Kaffee kochen kann ja jeder, hört sie ständig. Aber als Barista ist man auch Shopmanagerin, Bäckerin und Putzkraft. Das anonyme Gehaltsprotokoll einer Barista

Alter: 27
Beruf: Barista
Gehalt: 1.170 Euro netto nach acht Jahren Berufserfahrung

Gerade, wenn das Café voll ist, muss ich komplett auf Sendung sein. Dann kann ich nicht darüber nachdenken, was ein Cortado ist und wie viele Milliliter noch mal ein doppelter Espresso hat, sondern muss einfach machen. Den richtigen Mahlgrad für die Bohnen auswählen, darauf achten, dass nicht zu viel Kaffee durch die Maschine läuft, schon mal Wasser für den bestellten Filterkaffee aufsetzen und schnell noch ein Herz auf den Cappuccino gießen. Nebenbei habe ich das Wetter im Blick. Fängt es an zu regnen, verändert sich der Luftdruck und dadurch auch der Kaffee. Die Bohnen müssen dann einen anderen Mahlgrad haben.

All das habe ich mir selbst beigebracht. Es gibt keine Ausbildung zur Barista, nur unglaublich teure, private Kaffeeschulen. Ich kenne Baristi, die Tausende Euro für einige Kurse gezahlt haben. Das konnte ich mir nicht leisten. Ich habe unzählige Stunden auf Kaffeeblogs und in Foren verbracht, habe Bücher zu dem Thema gelesen und YouTube-Videos geschaut. Außerdem habe ich mittlerweile so viel Praxiserfahrung, dass ich wahrscheinlich eine genauso gute Barista bin wie Freunde von mir, die auf eine Kaffeeschule gegangen sind.

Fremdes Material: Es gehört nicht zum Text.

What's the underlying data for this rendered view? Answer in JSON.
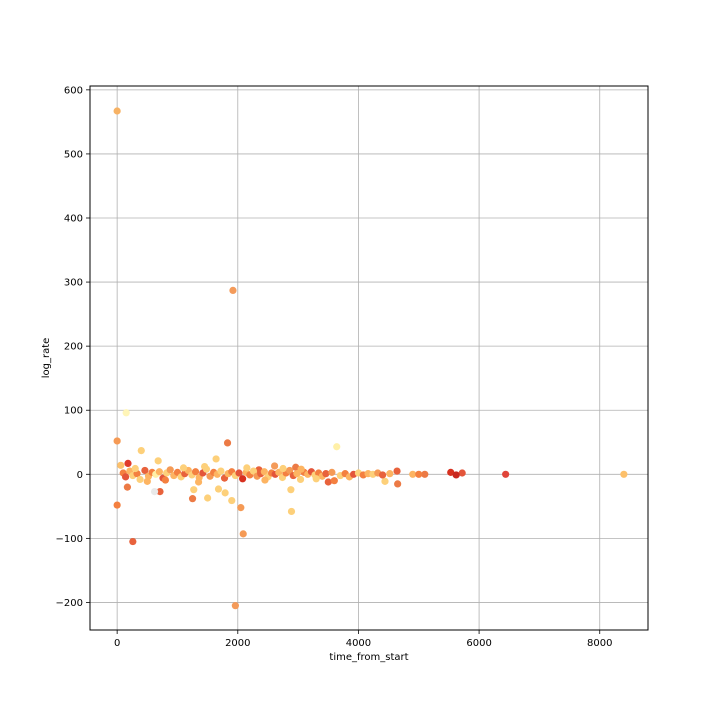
{
  "chart_data": {
    "type": "scatter",
    "title": "",
    "xlabel": "time_from_start",
    "ylabel": "log_rate",
    "xlim": [
      -450,
      8800
    ],
    "ylim": [
      -243,
      606
    ],
    "xticks": [
      0,
      2000,
      4000,
      6000,
      8000
    ],
    "yticks": [
      -200,
      -100,
      0,
      100,
      200,
      300,
      400,
      500,
      600
    ],
    "grid": true,
    "colormap": [
      "#fff5b8",
      "#fee391",
      "#fdb462",
      "#f48040",
      "#e3553a",
      "#d7301f"
    ],
    "points": [
      {
        "x": 0,
        "y": 567,
        "c": "#f7b264"
      },
      {
        "x": 1920,
        "y": 287,
        "c": "#f49b5a"
      },
      {
        "x": 150,
        "y": 96,
        "c": "#fff5b8"
      },
      {
        "x": 0,
        "y": 52,
        "c": "#f59a55"
      },
      {
        "x": 1830,
        "y": 49,
        "c": "#ec7a45"
      },
      {
        "x": 3640,
        "y": 43,
        "c": "#fff0a8"
      },
      {
        "x": 400,
        "y": 37,
        "c": "#fdd07a"
      },
      {
        "x": 680,
        "y": 21,
        "c": "#fdd07a"
      },
      {
        "x": 1640,
        "y": 24,
        "c": "#fdd07a"
      },
      {
        "x": 180,
        "y": 17,
        "c": "#e03a2a"
      },
      {
        "x": 60,
        "y": 14,
        "c": "#fdc06a"
      },
      {
        "x": 2610,
        "y": 13,
        "c": "#f49b5a"
      },
      {
        "x": 2960,
        "y": 11,
        "c": "#ec7a45"
      },
      {
        "x": 1450,
        "y": 12,
        "c": "#fdd07a"
      },
      {
        "x": 2350,
        "y": 7,
        "c": "#e8623c"
      },
      {
        "x": 4640,
        "y": 5,
        "c": "#e8623c"
      },
      {
        "x": 5530,
        "y": 3,
        "c": "#d7301f"
      },
      {
        "x": 5720,
        "y": 2,
        "c": "#e3553a"
      },
      {
        "x": 5620,
        "y": -1,
        "c": "#c82820"
      },
      {
        "x": 6440,
        "y": 0,
        "c": "#e0453a"
      },
      {
        "x": 8400,
        "y": 0,
        "c": "#fdc06a"
      },
      {
        "x": 5100,
        "y": 0,
        "c": "#ec7a45"
      },
      {
        "x": 4900,
        "y": 0,
        "c": "#fdb462"
      },
      {
        "x": 5000,
        "y": 0,
        "c": "#f48040"
      },
      {
        "x": 4440,
        "y": -11,
        "c": "#fdd07a"
      },
      {
        "x": 4650,
        "y": -15,
        "c": "#ec7a45"
      },
      {
        "x": 3500,
        "y": -12,
        "c": "#e8623c"
      },
      {
        "x": 3600,
        "y": -10,
        "c": "#f48040"
      },
      {
        "x": 2880,
        "y": -24,
        "c": "#fdd07a"
      },
      {
        "x": 1790,
        "y": -29,
        "c": "#fdd07a"
      },
      {
        "x": 1680,
        "y": -23,
        "c": "#fdd07a"
      },
      {
        "x": 1270,
        "y": -24,
        "c": "#fdd07a"
      },
      {
        "x": 170,
        "y": -20,
        "c": "#ec7a45"
      },
      {
        "x": 710,
        "y": -27,
        "c": "#e8623c"
      },
      {
        "x": 620,
        "y": -27,
        "c": "#e9e9e9"
      },
      {
        "x": 1500,
        "y": -37,
        "c": "#fdd07a"
      },
      {
        "x": 1250,
        "y": -38,
        "c": "#ec7a45"
      },
      {
        "x": 1900,
        "y": -41,
        "c": "#fdd07a"
      },
      {
        "x": 0,
        "y": -48,
        "c": "#f48040"
      },
      {
        "x": 2050,
        "y": -52,
        "c": "#f59a55"
      },
      {
        "x": 2890,
        "y": -58,
        "c": "#fdd07a"
      },
      {
        "x": 2090,
        "y": -93,
        "c": "#f59a55"
      },
      {
        "x": 260,
        "y": -105,
        "c": "#e8623c"
      },
      {
        "x": 1960,
        "y": -205,
        "c": "#f49b5a"
      },
      {
        "x": 100,
        "y": 2,
        "c": "#f48040"
      },
      {
        "x": 140,
        "y": -4,
        "c": "#e3553a"
      },
      {
        "x": 210,
        "y": 5,
        "c": "#fdb462"
      },
      {
        "x": 260,
        "y": -2,
        "c": "#fdd07a"
      },
      {
        "x": 330,
        "y": 1,
        "c": "#f48040"
      },
      {
        "x": 380,
        "y": -8,
        "c": "#fdd07a"
      },
      {
        "x": 460,
        "y": 6,
        "c": "#e8623c"
      },
      {
        "x": 520,
        "y": -3,
        "c": "#fdb462"
      },
      {
        "x": 580,
        "y": 3,
        "c": "#f48040"
      },
      {
        "x": 640,
        "y": 0,
        "c": "#fff0a8"
      },
      {
        "x": 700,
        "y": 4,
        "c": "#fdb462"
      },
      {
        "x": 760,
        "y": -6,
        "c": "#e3553a"
      },
      {
        "x": 820,
        "y": 2,
        "c": "#fdd07a"
      },
      {
        "x": 880,
        "y": 7,
        "c": "#f59a55"
      },
      {
        "x": 940,
        "y": -2,
        "c": "#fdb462"
      },
      {
        "x": 1000,
        "y": 3,
        "c": "#f48040"
      },
      {
        "x": 1060,
        "y": -4,
        "c": "#fdd07a"
      },
      {
        "x": 1120,
        "y": 1,
        "c": "#e8623c"
      },
      {
        "x": 1180,
        "y": 6,
        "c": "#fdb462"
      },
      {
        "x": 1240,
        "y": -1,
        "c": "#fdd07a"
      },
      {
        "x": 1300,
        "y": 4,
        "c": "#f48040"
      },
      {
        "x": 1360,
        "y": -5,
        "c": "#fdb462"
      },
      {
        "x": 1420,
        "y": 2,
        "c": "#e3553a"
      },
      {
        "x": 1480,
        "y": 8,
        "c": "#fdd07a"
      },
      {
        "x": 1540,
        "y": -3,
        "c": "#f59a55"
      },
      {
        "x": 1600,
        "y": 3,
        "c": "#f48040"
      },
      {
        "x": 1660,
        "y": 0,
        "c": "#fdb462"
      },
      {
        "x": 1720,
        "y": 5,
        "c": "#fdd07a"
      },
      {
        "x": 1780,
        "y": -6,
        "c": "#e8623c"
      },
      {
        "x": 1840,
        "y": 1,
        "c": "#fdb462"
      },
      {
        "x": 1900,
        "y": 4,
        "c": "#f48040"
      },
      {
        "x": 1960,
        "y": -2,
        "c": "#fdd07a"
      },
      {
        "x": 2020,
        "y": 2,
        "c": "#e3553a"
      },
      {
        "x": 2080,
        "y": -7,
        "c": "#d7301f"
      },
      {
        "x": 2140,
        "y": 3,
        "c": "#fdb462"
      },
      {
        "x": 2200,
        "y": -1,
        "c": "#f48040"
      },
      {
        "x": 2260,
        "y": 5,
        "c": "#fdd07a"
      },
      {
        "x": 2320,
        "y": -3,
        "c": "#f59a55"
      },
      {
        "x": 2380,
        "y": 1,
        "c": "#e8623c"
      },
      {
        "x": 2440,
        "y": 4,
        "c": "#fdb462"
      },
      {
        "x": 2500,
        "y": -4,
        "c": "#fdd07a"
      },
      {
        "x": 2560,
        "y": 2,
        "c": "#f48040"
      },
      {
        "x": 2620,
        "y": 0,
        "c": "#e3553a"
      },
      {
        "x": 2680,
        "y": 3,
        "c": "#fdb462"
      },
      {
        "x": 2740,
        "y": -5,
        "c": "#fdd07a"
      },
      {
        "x": 2800,
        "y": 2,
        "c": "#f48040"
      },
      {
        "x": 2860,
        "y": 6,
        "c": "#f59a55"
      },
      {
        "x": 2920,
        "y": -2,
        "c": "#e8623c"
      },
      {
        "x": 2980,
        "y": 1,
        "c": "#fdb462"
      },
      {
        "x": 3040,
        "y": -8,
        "c": "#fdd07a"
      },
      {
        "x": 3100,
        "y": 3,
        "c": "#f48040"
      },
      {
        "x": 3160,
        "y": 0,
        "c": "#fdb462"
      },
      {
        "x": 3220,
        "y": 4,
        "c": "#e3553a"
      },
      {
        "x": 3280,
        "y": -1,
        "c": "#fdd07a"
      },
      {
        "x": 3340,
        "y": 2,
        "c": "#f48040"
      },
      {
        "x": 3400,
        "y": -3,
        "c": "#fdb462"
      },
      {
        "x": 3460,
        "y": 1,
        "c": "#e8623c"
      },
      {
        "x": 3560,
        "y": 3,
        "c": "#f59a55"
      },
      {
        "x": 3700,
        "y": -2,
        "c": "#fdd07a"
      },
      {
        "x": 3780,
        "y": 1,
        "c": "#f48040"
      },
      {
        "x": 3850,
        "y": -4,
        "c": "#fdb462"
      },
      {
        "x": 3920,
        "y": 0,
        "c": "#e3553a"
      },
      {
        "x": 4000,
        "y": 2,
        "c": "#fdd07a"
      },
      {
        "x": 4080,
        "y": -1,
        "c": "#f48040"
      },
      {
        "x": 4160,
        "y": 1,
        "c": "#fdb462"
      },
      {
        "x": 4240,
        "y": 0,
        "c": "#fdd07a"
      },
      {
        "x": 4320,
        "y": 2,
        "c": "#f59a55"
      },
      {
        "x": 4400,
        "y": -1,
        "c": "#e8623c"
      },
      {
        "x": 4520,
        "y": 1,
        "c": "#fdb462"
      },
      {
        "x": 300,
        "y": 9,
        "c": "#fdd07a"
      },
      {
        "x": 500,
        "y": -11,
        "c": "#fdb462"
      },
      {
        "x": 800,
        "y": -9,
        "c": "#f48040"
      },
      {
        "x": 1100,
        "y": 10,
        "c": "#fdd07a"
      },
      {
        "x": 1350,
        "y": -12,
        "c": "#fdb462"
      },
      {
        "x": 2150,
        "y": 10,
        "c": "#fdd07a"
      },
      {
        "x": 2450,
        "y": -9,
        "c": "#fdb462"
      },
      {
        "x": 2750,
        "y": 9,
        "c": "#fdd07a"
      },
      {
        "x": 3050,
        "y": 8,
        "c": "#fdb462"
      },
      {
        "x": 3300,
        "y": -7,
        "c": "#fdd07a"
      }
    ]
  }
}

In den letzten acht Jahren habe ich in sieben verschiedenen Cafés gearbeitet. Gewechselt habe ich, wenn ich das Gefühl hatte, in einem anderen Laden noch etwas dazulernen zu können. Grundsätzlich sahen die Tage aber immer ähnlich aus: Etwa zwei Stunden bevor das Café öffnet, habe ich den Laden und Außenbereich aufgebaut, Kuchen und Frühstück vorbereitet, die Maschinen angemacht. Dann habe ich die Siebträgermaschine eingestellt, habe also jeden Morgen erst mal drei oder vier Espressi durchlaufen lassen, geschaut, ob die zu sauer oder zu bitter schmecken, und die Maschine dementsprechend eingestellt. Süße ist erwünscht, Säure und Bitterkeit muss ich versuchen auszubalancieren. Sobald der erste Ansturm kam, wurde es stressig – aber auch besonders schön. Ich mag die Interaktion mit den Kunden, und ich liebe es, wenn im Café so richtig viel los ist. Gerade morgens stürmen die Leute rein, innerhalb von fünf Minuten habe ich 20, 30 Bestellungen. Trotzdem darf es dann nicht länger als zehn Minuten dauern, bis der Gast seinen Kaffee bekommt. Das zu koordinieren, die Kellner richtig zu schicken, ist schon eine Herausforderung, aber auch das, was mir am meisten Spaß macht.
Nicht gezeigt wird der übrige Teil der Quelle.